The city region came out at the bottom of the ranking in 42nd place, with Greater London faring better at 24th – but still a poor performance compared to other European capitals including Brussels, Amsterdam and Paris.
The report looks at how well cities are doing on a range of indicators; these are -shared bikes & e-scooters; electric car-sharing; zero-emissions buses; and installing public electric vehicle (EV) charging points
Indicator | Metric | Ranking (out of 42 cities) |
---|---|---|
Zero-emission
buses
| Share of bus fleet that is zero emission | 34th |
Publicly accessible charge points | Publicly available charging power per capita | 34th |
Electric car clubs | Number of shared electric cars available per capita | 36th |
Shared bikes and e-scooters | Number of shared e-scooters + bikes available per capita | 41st |
Overall ranking | 42nd |
The findings suggest that the goal of reducing emissions from road transport in cities can be significantly supported by making it easier for citizens to ditch private ownership of vehicles. Shared and electric transport services can often be much simpler, cheaper and quicker to implement than rolling out major infrastructure projects (such as extending tramlines or building new stations).

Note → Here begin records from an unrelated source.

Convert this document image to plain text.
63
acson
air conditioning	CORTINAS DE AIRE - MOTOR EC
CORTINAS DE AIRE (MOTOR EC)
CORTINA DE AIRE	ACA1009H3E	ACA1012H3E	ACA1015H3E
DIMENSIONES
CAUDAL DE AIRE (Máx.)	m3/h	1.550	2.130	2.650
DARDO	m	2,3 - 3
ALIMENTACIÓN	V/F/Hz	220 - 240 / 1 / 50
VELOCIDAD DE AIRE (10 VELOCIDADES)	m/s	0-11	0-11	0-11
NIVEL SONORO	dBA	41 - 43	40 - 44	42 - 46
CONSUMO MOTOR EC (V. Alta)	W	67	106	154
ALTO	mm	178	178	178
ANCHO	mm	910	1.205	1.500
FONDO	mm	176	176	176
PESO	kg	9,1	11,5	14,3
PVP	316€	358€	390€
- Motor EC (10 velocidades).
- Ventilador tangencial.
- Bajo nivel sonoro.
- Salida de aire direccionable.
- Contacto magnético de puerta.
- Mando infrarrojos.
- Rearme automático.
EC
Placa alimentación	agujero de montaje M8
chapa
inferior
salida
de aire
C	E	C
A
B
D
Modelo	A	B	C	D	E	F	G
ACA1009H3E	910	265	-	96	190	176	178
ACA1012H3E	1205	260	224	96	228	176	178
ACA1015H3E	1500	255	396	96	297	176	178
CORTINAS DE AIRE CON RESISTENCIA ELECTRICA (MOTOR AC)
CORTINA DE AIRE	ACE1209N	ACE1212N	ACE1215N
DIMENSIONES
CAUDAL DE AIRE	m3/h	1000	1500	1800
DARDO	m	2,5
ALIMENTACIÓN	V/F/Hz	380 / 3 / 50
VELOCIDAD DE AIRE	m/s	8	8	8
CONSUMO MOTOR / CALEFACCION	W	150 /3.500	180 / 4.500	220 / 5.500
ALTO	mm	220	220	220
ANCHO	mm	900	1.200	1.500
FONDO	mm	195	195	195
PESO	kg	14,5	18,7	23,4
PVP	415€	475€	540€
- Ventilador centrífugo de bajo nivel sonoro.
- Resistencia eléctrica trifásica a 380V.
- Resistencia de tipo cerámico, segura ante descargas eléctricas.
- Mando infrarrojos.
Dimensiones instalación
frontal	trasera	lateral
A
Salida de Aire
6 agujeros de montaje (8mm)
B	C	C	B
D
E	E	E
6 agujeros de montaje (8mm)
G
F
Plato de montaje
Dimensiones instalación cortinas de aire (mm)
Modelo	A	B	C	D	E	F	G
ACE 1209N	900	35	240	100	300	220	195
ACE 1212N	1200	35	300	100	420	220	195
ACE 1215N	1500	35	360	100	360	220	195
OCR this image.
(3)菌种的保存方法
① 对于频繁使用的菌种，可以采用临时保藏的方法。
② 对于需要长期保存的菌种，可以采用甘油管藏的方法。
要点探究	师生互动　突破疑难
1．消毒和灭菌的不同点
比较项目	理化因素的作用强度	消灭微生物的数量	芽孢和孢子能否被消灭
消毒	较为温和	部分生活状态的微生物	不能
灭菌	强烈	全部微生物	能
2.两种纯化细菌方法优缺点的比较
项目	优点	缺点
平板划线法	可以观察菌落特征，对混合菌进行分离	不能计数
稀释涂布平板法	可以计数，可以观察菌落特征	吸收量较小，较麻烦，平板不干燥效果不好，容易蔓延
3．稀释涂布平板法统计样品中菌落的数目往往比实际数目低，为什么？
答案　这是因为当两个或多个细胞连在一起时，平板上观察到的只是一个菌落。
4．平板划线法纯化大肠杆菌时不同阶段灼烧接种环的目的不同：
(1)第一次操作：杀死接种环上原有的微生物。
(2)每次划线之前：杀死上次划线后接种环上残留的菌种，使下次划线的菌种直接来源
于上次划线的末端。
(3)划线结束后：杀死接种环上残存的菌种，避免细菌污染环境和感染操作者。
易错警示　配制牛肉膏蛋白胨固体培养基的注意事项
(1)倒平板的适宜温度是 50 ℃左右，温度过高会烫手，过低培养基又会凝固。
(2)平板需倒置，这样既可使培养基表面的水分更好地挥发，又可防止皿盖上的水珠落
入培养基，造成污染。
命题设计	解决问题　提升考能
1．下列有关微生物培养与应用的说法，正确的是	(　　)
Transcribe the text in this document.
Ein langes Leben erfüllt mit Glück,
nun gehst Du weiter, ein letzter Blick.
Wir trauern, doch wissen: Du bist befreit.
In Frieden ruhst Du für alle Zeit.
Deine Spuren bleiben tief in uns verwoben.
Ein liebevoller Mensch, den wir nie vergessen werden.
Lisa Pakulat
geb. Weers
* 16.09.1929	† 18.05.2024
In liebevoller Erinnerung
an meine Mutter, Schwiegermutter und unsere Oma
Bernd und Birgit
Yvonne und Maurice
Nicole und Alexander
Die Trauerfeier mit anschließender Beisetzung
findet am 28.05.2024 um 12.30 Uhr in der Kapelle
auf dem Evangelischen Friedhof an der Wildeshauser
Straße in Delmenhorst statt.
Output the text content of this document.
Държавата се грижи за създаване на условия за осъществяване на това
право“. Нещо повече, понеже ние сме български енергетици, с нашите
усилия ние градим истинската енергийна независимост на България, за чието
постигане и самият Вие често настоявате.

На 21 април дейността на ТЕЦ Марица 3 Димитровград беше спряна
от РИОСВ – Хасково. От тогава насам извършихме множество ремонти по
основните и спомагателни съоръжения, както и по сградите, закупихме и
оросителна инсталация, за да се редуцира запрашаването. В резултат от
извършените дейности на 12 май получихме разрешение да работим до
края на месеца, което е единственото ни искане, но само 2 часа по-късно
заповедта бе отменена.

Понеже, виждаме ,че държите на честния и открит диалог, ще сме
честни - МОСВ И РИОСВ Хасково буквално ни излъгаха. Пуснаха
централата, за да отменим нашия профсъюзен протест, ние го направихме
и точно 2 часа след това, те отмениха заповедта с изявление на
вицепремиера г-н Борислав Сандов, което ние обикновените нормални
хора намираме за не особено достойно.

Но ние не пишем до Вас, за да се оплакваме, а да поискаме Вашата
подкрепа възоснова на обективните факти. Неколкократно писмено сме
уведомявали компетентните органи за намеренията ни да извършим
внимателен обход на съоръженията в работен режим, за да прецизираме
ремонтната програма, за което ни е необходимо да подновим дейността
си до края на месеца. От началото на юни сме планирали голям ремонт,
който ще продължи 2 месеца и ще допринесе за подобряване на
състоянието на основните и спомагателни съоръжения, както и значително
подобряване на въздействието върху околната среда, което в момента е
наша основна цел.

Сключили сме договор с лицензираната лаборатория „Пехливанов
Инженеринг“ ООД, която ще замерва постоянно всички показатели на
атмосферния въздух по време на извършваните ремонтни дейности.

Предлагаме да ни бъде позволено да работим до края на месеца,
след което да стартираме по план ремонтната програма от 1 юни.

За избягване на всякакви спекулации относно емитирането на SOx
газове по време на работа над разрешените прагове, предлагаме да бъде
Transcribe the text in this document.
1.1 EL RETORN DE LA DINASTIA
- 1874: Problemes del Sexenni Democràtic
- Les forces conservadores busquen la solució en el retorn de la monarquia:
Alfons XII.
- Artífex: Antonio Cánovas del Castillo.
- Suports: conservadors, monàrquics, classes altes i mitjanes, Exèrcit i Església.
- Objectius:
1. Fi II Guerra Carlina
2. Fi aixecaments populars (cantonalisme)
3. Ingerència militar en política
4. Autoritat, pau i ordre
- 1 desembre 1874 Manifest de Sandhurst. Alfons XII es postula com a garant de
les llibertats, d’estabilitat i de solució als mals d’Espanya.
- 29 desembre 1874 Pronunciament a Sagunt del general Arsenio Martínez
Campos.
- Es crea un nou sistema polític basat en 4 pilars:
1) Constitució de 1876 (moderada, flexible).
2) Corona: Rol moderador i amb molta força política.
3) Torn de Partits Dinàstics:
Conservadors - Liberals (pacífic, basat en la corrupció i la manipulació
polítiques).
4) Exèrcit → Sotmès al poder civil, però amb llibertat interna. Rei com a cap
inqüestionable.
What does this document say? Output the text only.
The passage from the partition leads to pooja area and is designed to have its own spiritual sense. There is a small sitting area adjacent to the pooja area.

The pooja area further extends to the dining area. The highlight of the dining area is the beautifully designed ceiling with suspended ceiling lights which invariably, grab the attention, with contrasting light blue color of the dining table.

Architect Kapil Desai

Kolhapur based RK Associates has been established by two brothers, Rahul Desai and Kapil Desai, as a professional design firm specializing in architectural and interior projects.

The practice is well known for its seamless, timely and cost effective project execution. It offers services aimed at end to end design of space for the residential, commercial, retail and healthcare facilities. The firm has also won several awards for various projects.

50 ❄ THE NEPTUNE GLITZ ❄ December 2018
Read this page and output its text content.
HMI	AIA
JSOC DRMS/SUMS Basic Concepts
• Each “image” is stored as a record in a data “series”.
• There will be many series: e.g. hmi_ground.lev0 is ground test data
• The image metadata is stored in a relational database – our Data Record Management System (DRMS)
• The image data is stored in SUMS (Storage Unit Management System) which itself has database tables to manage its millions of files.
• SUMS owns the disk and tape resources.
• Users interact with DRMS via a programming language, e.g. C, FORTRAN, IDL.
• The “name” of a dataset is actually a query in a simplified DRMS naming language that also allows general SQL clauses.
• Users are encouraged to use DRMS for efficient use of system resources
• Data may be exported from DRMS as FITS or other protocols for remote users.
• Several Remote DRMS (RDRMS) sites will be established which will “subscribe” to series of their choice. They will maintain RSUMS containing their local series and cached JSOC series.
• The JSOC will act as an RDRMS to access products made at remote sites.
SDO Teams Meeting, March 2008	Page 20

Sarah Rowe from the Clean Cities Campaign explains “Greater Manchester is undergoing a huge change in its public transport system right now as the authority takes more control, and we applaud the work that is happening to clean up the bus fleet. But our report highlights that there are lots of quick and easy ways that Greater Manchester can move to a cleaner transport system, such as expanding electric car clubs.
“The UK government has not helped matters by delaying crucial legislation that would support a rollout of e-scooters, which have proven to be very popular in Salford. If this change can be unlocked then there is a clear opportunity here for the city region to seize the moment and to give people the support they need to ditch their polluting cars.”
There are only a handful of electric cars available as part of car clubs across the whole city region – home to 2.8 million people – whereas table leaders Copenhagen have 1.76 shared electric cars per 1000 population. The Greater Manchester Environment Plan prioritises the phasing out of fossil-fuelled private vehicles and replacing them with zero emission (tailpipe) alternatives.
Recent research by CoMo UK found that every car club car in GM removed 9 private cars from the road, so support for electric car clubs in particular helps to clean up our air as well as meet our climate targets.